Michael Weir

Personal information
- Full name: Michael John Weir
- Date of birth: 18 February 1991 (age 34)
- Place of birth: Jersey
- Height: 1.81 m (5 ft 11 in)
- Position(s): Defender

Team information
- Current team: St. Paul's

Youth career
- 2004–2006: Southampton
- 2008–2010: Nacional

Senior career*
- Years: Team / Apps / (Gls)
- 2010–2012: Nacional / 0 / (0)
- 2010–2012: → Camacha (loan) / 49 / (0)
- 2012–2013: Doxa / 10 / (0)
- 2013–2014: Bognor Regis Town / 2 / (0)
- 2014: Dulwich Hamlet / 6 / (0)
- 2014: Bognor Regis Town
- 2014: Ontinyent / 2 / (0)
- 2015–: St. Paul's

International career^{‡}
- 2009–: Jersey / 3+ / (0)
- 2018–: Parishes of Jersey / 1 / (0)

= Michael Weir (footballer) =

Jèrriais footballer (born 1991)

Michael John Weir (born 18 February 1991) is a Jèrriais footballer who plays as a defender for St. Paul's.

==Club career==
Weir spent two years with the Southampton academy between 2004 and 2006 before agreeing a two-year scholarship deal with Portuguese side Nacional in March 2008. After two years, Weir spent two seasons out on loan at Campeonato de Portugal side Camacha. In May 2012, Weir joined Cypriot top-flight side Doxa.

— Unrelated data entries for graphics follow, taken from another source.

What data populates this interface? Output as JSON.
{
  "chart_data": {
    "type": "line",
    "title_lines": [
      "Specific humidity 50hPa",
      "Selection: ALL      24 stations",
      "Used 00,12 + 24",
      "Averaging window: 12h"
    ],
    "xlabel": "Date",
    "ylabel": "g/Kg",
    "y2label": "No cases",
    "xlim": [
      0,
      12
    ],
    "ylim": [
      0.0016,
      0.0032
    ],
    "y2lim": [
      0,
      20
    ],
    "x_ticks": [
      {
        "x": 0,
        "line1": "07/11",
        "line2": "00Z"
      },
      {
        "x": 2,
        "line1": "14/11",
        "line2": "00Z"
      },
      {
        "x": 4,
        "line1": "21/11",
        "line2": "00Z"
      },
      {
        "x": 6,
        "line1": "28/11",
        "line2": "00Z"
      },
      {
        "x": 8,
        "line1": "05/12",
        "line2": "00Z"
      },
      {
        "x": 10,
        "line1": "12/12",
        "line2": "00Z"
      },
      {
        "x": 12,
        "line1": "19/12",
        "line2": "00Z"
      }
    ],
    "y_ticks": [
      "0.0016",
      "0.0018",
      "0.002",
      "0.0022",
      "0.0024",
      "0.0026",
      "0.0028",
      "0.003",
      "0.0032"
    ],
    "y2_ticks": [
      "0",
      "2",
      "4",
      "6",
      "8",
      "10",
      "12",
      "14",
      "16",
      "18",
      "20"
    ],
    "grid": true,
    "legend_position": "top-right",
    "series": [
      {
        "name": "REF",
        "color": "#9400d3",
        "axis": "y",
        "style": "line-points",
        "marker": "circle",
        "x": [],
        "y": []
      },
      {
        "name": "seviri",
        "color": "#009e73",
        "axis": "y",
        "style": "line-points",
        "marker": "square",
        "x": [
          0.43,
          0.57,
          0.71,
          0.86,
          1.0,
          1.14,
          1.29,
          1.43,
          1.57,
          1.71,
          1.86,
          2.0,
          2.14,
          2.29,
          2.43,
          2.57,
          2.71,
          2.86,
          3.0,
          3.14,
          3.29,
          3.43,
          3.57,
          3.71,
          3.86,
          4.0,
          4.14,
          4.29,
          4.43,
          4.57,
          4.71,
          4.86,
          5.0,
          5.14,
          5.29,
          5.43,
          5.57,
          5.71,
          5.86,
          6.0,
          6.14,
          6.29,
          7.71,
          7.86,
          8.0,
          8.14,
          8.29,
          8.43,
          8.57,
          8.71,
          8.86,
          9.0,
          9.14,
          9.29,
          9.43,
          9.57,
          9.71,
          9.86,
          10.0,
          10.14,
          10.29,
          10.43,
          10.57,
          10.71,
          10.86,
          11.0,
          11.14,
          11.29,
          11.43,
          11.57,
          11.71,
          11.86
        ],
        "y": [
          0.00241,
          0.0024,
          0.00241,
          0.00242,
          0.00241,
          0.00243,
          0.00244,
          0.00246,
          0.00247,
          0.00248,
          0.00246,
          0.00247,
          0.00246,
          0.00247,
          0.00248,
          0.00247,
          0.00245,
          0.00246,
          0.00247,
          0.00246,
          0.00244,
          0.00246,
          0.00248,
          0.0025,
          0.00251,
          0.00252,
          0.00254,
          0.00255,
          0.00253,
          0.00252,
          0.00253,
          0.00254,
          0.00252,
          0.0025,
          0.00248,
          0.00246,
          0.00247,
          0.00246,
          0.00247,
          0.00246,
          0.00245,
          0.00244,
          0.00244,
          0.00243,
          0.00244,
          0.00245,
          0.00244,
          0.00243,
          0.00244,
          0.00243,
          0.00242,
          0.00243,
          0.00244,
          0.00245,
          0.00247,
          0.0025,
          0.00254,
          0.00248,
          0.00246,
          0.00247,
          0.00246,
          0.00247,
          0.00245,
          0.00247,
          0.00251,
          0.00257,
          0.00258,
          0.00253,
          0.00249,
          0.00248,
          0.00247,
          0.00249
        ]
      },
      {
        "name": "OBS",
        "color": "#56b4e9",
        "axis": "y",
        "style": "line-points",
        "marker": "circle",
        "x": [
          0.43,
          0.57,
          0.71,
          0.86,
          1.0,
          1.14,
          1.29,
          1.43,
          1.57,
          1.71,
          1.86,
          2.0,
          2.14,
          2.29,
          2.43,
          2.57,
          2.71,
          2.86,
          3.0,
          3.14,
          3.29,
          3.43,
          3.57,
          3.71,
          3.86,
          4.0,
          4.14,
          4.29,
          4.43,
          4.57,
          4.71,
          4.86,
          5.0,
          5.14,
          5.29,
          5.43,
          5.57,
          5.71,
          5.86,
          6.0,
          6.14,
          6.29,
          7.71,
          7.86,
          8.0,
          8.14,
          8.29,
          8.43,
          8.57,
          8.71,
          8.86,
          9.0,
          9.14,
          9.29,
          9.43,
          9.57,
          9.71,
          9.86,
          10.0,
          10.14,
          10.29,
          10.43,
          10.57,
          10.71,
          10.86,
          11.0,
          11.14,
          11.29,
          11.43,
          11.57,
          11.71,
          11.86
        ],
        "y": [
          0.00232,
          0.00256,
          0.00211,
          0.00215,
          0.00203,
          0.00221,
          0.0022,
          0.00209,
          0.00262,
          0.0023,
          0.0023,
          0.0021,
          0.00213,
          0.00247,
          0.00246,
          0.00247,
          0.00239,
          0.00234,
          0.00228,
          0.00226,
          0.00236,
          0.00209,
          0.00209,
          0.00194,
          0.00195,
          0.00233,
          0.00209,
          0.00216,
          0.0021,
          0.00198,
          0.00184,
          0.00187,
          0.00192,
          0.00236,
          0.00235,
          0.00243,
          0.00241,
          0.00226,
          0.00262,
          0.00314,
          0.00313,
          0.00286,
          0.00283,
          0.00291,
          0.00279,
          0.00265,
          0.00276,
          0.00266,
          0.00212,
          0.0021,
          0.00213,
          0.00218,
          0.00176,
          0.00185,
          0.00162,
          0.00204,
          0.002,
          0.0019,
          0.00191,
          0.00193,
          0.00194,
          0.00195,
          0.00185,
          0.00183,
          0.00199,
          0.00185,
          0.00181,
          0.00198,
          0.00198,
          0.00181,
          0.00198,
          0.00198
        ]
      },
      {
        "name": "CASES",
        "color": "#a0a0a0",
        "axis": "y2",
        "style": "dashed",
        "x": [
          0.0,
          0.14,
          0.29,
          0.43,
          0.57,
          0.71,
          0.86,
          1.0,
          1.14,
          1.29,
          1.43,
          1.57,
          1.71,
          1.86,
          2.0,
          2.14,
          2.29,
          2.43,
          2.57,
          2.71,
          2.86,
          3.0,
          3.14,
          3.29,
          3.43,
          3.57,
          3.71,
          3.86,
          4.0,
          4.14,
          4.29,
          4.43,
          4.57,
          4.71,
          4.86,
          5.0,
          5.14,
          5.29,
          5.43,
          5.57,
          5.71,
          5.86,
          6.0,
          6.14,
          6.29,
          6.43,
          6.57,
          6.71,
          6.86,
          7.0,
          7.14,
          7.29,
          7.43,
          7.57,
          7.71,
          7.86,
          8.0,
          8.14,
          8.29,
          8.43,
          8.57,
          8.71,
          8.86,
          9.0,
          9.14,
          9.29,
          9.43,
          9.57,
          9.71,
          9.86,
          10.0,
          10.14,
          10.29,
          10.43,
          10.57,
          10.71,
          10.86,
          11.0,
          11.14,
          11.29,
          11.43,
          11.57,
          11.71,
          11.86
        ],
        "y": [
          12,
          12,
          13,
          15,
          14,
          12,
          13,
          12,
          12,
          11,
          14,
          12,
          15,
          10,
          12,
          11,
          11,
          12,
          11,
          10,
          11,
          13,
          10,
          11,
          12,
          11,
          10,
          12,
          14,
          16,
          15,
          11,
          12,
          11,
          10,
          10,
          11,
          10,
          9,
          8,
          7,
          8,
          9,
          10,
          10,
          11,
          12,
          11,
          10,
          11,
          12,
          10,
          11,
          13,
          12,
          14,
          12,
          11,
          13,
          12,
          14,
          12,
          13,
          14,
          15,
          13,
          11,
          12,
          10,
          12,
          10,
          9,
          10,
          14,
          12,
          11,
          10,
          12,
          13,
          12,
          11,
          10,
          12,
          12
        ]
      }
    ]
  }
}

In the summer of 2014, Weir joined Spanish side Ontinyent, playing two league matches before leaving the club in October.

==International career==
Weir represented Jersey at the 2009 Island Games, playing three matches on the way to winning the gold medal in the men's football competition. In 2018, whilst playing for St. Paul's, Weir was called up to the new Parishes of Jersey football team for their fixture against Yorkshire.